No, non basta questo. Perché la destra vincerebbe lo stesso, in questo Paese la destra con Berlusconi ha conquistato da tempo la sua egemonia e la sinistra troppo spesso l’ha rincorsa sul suo terreno invece di raccontare un’altra storia. Le divisioni di questi anni – dall’autosufficienza predicata agli insulti ai gufi e ai rosiconi fino all’emergere della devastante cultura del ciaone – hanno lasciato ferite profonde che non si curano con una crema cicatrizzante. E’ per questi motivi che negli ultimi due anni anche quando è stato unito, nel voto di molte città per esempio, il centrosinistra ha perso. Per questo la disfatta siciliana è così grave, perché nemmeno sommando i voti del candidato del Pd con quelli di Claudio Fava e aggiungendoci anche qualche decimale si sarebbe arrivati non dico primi, ma nemmeno secondi.

Il secondo motivo per cui non mi convincono gli appelli all’unità a tutti i costi è che nelle storie c’è sempre un prima e un dopo. E ci sono i protagonisti del prima e del dopo. Matteo Renzi, secondo me, non può essere il protagonista del prima e del dopo, come non lo è stato nessun leader politico nella storia d’Italia. Renzi ha interpretato il ruolo del rottamatore non può oggi interpretare quello del federatore. Ha creduto di modellare un partito facendo fuori i vecchi padri e con loro le idee che rappresentavano costruendo un partito centrista, oggi non può essere l’uomo che rimette insieme i cocci creando una coalizione che guarda a sinistra.
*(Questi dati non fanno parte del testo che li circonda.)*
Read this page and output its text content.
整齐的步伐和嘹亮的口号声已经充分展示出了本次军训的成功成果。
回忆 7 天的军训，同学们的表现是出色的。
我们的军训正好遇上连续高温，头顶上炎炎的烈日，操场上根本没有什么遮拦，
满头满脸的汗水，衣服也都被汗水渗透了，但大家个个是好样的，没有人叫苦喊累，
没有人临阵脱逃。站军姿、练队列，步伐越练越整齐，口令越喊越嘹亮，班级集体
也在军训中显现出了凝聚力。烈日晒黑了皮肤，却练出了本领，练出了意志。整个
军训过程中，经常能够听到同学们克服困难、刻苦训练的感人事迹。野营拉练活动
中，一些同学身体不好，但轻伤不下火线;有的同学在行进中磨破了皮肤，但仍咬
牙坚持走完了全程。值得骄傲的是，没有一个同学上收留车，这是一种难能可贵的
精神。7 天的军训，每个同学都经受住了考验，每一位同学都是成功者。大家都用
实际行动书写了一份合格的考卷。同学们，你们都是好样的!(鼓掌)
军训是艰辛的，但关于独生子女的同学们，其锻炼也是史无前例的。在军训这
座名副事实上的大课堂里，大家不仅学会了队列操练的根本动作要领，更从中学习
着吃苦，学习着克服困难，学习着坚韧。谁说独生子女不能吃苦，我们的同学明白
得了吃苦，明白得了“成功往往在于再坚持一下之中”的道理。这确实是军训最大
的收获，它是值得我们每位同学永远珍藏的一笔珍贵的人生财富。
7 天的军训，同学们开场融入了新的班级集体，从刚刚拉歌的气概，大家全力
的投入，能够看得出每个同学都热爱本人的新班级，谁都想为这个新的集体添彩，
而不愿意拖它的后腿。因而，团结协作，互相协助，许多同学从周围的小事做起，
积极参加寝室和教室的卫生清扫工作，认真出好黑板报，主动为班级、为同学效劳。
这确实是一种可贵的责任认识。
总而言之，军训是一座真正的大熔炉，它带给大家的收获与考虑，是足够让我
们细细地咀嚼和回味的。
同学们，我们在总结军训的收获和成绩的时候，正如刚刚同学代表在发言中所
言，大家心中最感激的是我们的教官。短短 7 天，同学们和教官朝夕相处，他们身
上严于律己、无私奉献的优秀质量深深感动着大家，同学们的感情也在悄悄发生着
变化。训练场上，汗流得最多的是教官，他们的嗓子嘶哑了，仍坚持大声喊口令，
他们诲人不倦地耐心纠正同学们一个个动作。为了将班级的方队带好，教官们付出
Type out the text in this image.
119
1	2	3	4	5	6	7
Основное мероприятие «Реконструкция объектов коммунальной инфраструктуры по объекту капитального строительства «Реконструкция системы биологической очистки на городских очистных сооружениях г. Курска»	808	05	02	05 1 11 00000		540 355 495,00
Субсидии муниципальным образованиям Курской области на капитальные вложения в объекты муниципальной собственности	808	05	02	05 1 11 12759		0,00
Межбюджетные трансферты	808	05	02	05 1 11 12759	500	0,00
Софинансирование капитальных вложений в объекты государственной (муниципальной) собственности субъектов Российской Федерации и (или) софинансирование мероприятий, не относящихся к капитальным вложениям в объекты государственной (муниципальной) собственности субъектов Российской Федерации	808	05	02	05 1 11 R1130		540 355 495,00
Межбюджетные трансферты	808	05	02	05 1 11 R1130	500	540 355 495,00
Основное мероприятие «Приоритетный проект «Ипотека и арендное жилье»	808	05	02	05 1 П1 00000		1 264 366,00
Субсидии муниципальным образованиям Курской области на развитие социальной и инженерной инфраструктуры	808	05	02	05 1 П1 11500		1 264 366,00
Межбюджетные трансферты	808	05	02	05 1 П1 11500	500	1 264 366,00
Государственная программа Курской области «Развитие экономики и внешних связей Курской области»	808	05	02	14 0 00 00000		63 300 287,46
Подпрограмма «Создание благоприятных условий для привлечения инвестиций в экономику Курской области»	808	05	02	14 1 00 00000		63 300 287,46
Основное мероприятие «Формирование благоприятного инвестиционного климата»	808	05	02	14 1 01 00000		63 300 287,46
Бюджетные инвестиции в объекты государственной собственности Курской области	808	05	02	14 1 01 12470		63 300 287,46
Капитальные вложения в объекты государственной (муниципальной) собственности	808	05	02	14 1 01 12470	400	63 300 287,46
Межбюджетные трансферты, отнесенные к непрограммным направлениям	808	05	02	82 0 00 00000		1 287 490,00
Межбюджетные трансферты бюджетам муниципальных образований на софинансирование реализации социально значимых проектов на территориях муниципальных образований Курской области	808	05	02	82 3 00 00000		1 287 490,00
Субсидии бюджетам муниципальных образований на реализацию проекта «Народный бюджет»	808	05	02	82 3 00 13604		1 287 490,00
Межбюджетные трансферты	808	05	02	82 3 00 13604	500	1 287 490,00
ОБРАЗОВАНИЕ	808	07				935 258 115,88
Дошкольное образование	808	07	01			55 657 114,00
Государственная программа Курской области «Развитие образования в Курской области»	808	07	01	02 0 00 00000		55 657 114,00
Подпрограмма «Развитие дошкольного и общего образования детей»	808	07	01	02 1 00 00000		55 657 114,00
Non è una questione di simpatie o antipatie, con le quali gli uomini di Renzi cercano sempre di etichettare qualsiasi critica rivolta al loro leader. E’ invece una questione di coerenza e di credibilità, che sono elementi fondamentali per tenere insieme un’alleanza.

Tante volte nel passato anche io sono stato molto sensibile al richiamo della foresta contro l’avversario. Oggi credo che non funzioni più, perché i richiami dell’ultimo momento producono sempre alleanze rabberciate, una specie di armate brancaleone. Credo invece che un nuovo centrosinistra possa nascere, come ho già scritto ( leggi qui ) solo con nuovi leader. Solo se da questa crisi, dalla battaglia elettorale e dall’esito di un voto che sicuramente sarà negativo emergeranno, sia nel Pd che alla sua sinistra, nuovi leader capaci di ritessere i fili spezzati. Capaci di ricominciare daccapo per costruire una sinistra che abbia le sue idee e non copi quelle degli altri.

L’altra strada – stiamo uniti a qualsiasi costo – non solo porterà lo stesso alla sconfitta, ma rischia alla fine di lasciare ancora più macerie di quelle che possiamo immaginare.